Panther Totals: 16 GPU nodes with a total of 24 RTX A6000 GPUs (total: 258048 CUDA core, 8064 Tensor core, 2016 RT core), 8192GB total RAM, 1024 total CPU core and 1.8PB disk space and 1.3PB backup disk space, all on high speed disk arrays or SSD.
+ 4 GPU interactive nodes: with a totals of 4 NVIDIA GeForce RTX 4080 16G GDDR6x GPUs (16320 total CUDA core), 152 CPU core, 512GB RAM, 4TB SSD scratch space.

CPU nodes (originally on Tiger cluster): Also funded by NIH, the CPU cluster has of 36 CPU nodes each with 64 core and 512GB RAM per node.
CPU Totals: 36 CPU nodes for a total of 2304 CPU core, and 18432GB total RAM, 100TB disk array + 100TB backup disk device all on high speed disk arrays with SSD buffering.
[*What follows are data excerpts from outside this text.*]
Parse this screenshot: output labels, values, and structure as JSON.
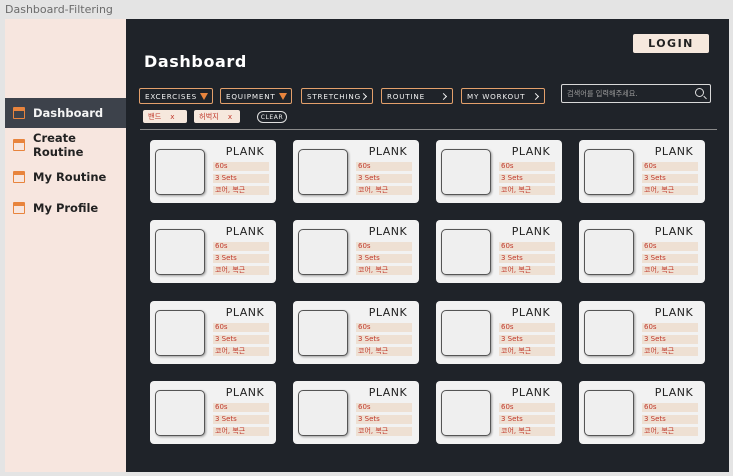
{
  "frame_title": "Dashboard-Filtering",
  "header": {
    "title": "Dashboard",
    "login_label": "LOGIN"
  },
  "sidebar": {
    "items": [
      {
        "label": "Dashboard",
        "active": true
      },
      {
        "label": "Create Routine",
        "active": false
      },
      {
        "label": "My Routine",
        "active": false
      },
      {
        "label": "My Profile",
        "active": false
      }
    ]
  },
  "filters": [
    {
      "label": "EXCERCISES",
      "indicator": "dropdown"
    },
    {
      "label": "EQUIPMENT",
      "indicator": "dropdown"
    },
    {
      "label": "STRETCHING",
      "indicator": "chevron"
    },
    {
      "label": "ROUTINE",
      "indicator": "chevron"
    },
    {
      "label": "MY WORKOUT",
      "indicator": "chevron"
    }
  ],
  "search": {
    "placeholder": "검색어를 입력해주세요."
  },
  "active_filters": [
    {
      "label": "밴드",
      "remove": "x"
    },
    {
      "label": "허벅지",
      "remove": "x"
    }
  ],
  "clear_label": "CLEAR",
  "cards": [
    {
      "title": "PLANK",
      "duration": "60s",
      "sets": "3 Sets",
      "muscles": "코어, 복근"
    },
    {
      "title": "PLANK",
      "duration": "60s",
      "sets": "3 Sets",
      "muscles": "코어, 복근"
    },
    {
      "title": "PLANK",
      "duration": "60s",
      "sets": "3 Sets",
      "muscles": "코어, 복근"
    },
    {
      "title": "PLANK",
      "duration": "60s",
      "sets": "3 Sets",
      "muscles": "코어, 복근"
    },
    {
      "title": "PLANK",
      "duration": "60s",
      "sets": "3 Sets",
      "muscles": "코어, 복근"
    },
    {
      "title": "PLANK",
      "duration": "60s",
      "sets": "3 Sets",
      "muscles": "코어, 복근"
    },
    {
      "title": "PLANK",
      "duration": "60s",
      "sets": "3 Sets",
      "muscles": "코어, 복근"
    },
    {
      "title": "PLANK",
      "duration": "60s",
      "sets": "3 Sets",
      "muscles": "코어, 복근"
    },
    {
      "title": "PLANK",
      "duration": "60s",
      "sets": "3 Sets",
      "muscles": "코어, 복근"
    },
    {
      "title": "PLANK",
      "duration": "60s",
      "sets": "3 Sets",
      "muscles": "코어, 복근"
    },
    {
      "title": "PLANK",
      "duration": "60s",
      "sets": "3 Sets",
      "muscles": "코어, 복근"
    },
    {
      "title": "PLANK",
      "duration": "60s",
      "sets": "3 Sets",
      "muscles": "코어, 복근"
    },
    {
      "title": "PLANK",
      "duration": "60s",
      "sets": "3 Sets",
      "muscles": "코어, 복근"
    },
    {
      "title": "PLANK",
      "duration": "60s",
      "sets": "3 Sets",
      "muscles": "코어, 복근"
    },
    {
      "title": "PLANK",
      "duration": "60s",
      "sets": "3 Sets",
      "muscles": "코어, 복근"
    },
    {
      "title": "PLANK",
      "duration": "60s",
      "sets": "3 Sets",
      "muscles": "코어, 복근"
    }
  ],
  "colors": {
    "accent": "#e8843d",
    "background": "#1f2329",
    "sidebar": "#f7e6df",
    "tag_text": "#c0392b"
  }
}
There is also a older GPU node with 8 Nvida Tesla cards (= 30400 GPU core).

Tiger's nodes were merged with Panther for a single unified cluster running Rocky Linux with Warewulf clustering and Slurm scheduling.
We have cpu/gpu workstations that act as login interfaces to Panther. They have the same software suite as Panther but are not managed via Slurm.

MGCF Workstations

In 175 Tan Hall, there are twelve powerful workstations running Linux. Each has 12-32 core, high quality NVIDIA graphics and plenty of local disk space. See CPU, RAM and GPU details. All of the workstations have 32 inch 4K resolution screens.
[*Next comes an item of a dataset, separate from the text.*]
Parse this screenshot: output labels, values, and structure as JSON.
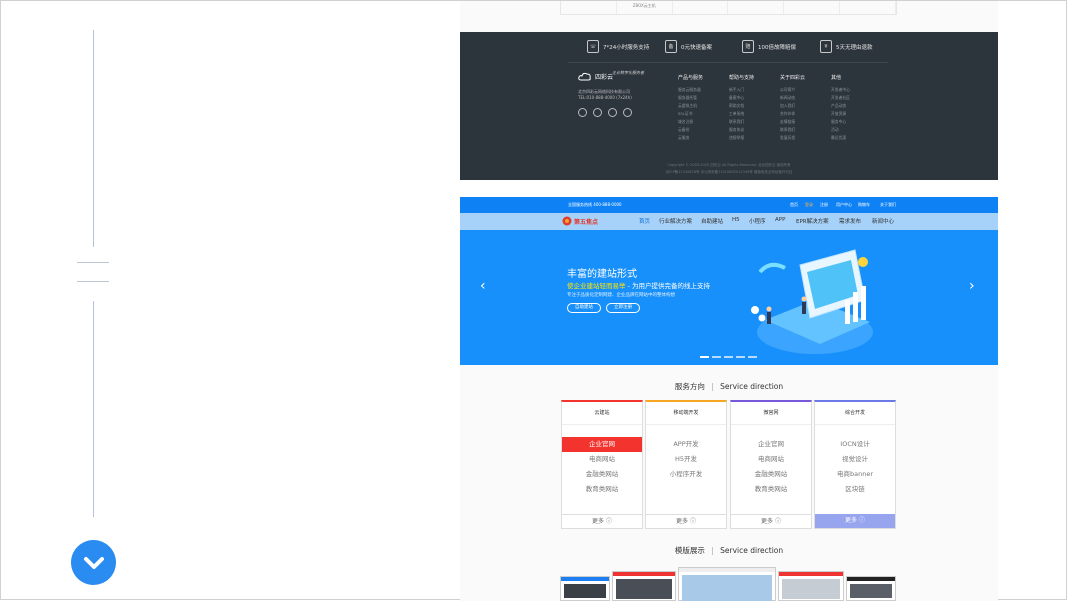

For day to day work, all of the workstations are interchangeable and it is recommended that you use one of these for remote access, rather than the Panther computing cluster. Your files are network mounted across all and the workstations have a wider range of interactive software than the server. There will be better load balancing and stability on the server if you use a workstation for interactive use, either in person or remotely.

The MGCF workstations are named machinename.cchem.berkeley.edu where machinename is one of these names:
wilma, ocelot, civet, energy, nano, bobcat, lynx, barney, lava, slate, stone, betty, bronto (running Rocky Linux 9) and gravel, bambam which run Centos Linux 7. [May be retired/replaced in 2025] .
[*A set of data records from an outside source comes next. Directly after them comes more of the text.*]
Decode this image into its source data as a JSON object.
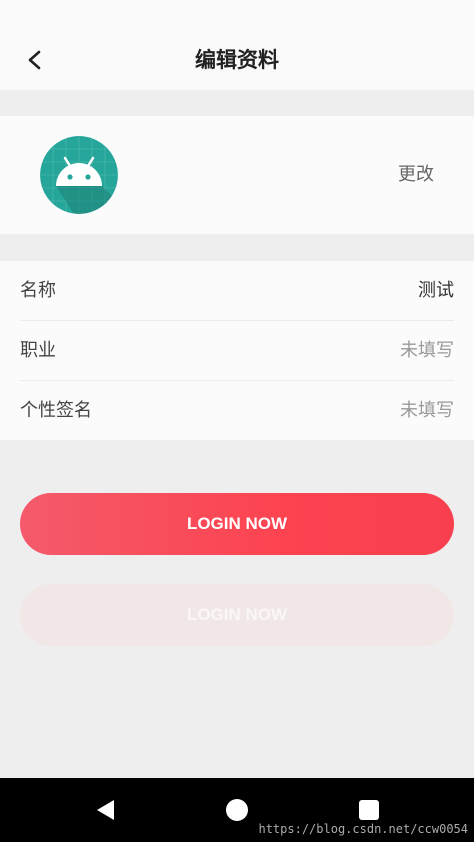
{
  "header": {
    "back_icon": "chevron-left-icon",
    "title": "编辑资料"
  },
  "avatar_section": {
    "avatar_icon": "android-robot-icon",
    "avatar_bg_color": "#26a69a",
    "change_label": "更改"
  },
  "profile_fields": [
    {
      "label": "名称",
      "value": "测试",
      "filled": true
    },
    {
      "label": "职业",
      "value": "未填写",
      "filled": false
    },
    {
      "label": "个性签名",
      "value": "未填写",
      "filled": false
    }
  ],
  "buttons": {
    "primary_label": "LOGIN NOW",
    "primary_color": "#fd4350",
    "disabled_label": "LOGIN NOW"
  },
  "navbar": {
    "back_icon": "triangle-back-icon",
    "home_icon": "circle-home-icon",
    "recent_icon": "square-recents-icon"
  },
  "watermark": "https://blog.csdn.net/ccw0054"
}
A full suite of development, graphics, chemistry and other scientific tools is available. Please see the the software page for details.

You can see the load on these workstations with the topw command. It will show the top processes on each machine.

Schematic diagram of the MGCF system

NSF funding

We are still using some parts of our NSF funded computing cluster from: NSF CHE-0840505.

These NSF nodes are currently part of the MGCF workstation grouping.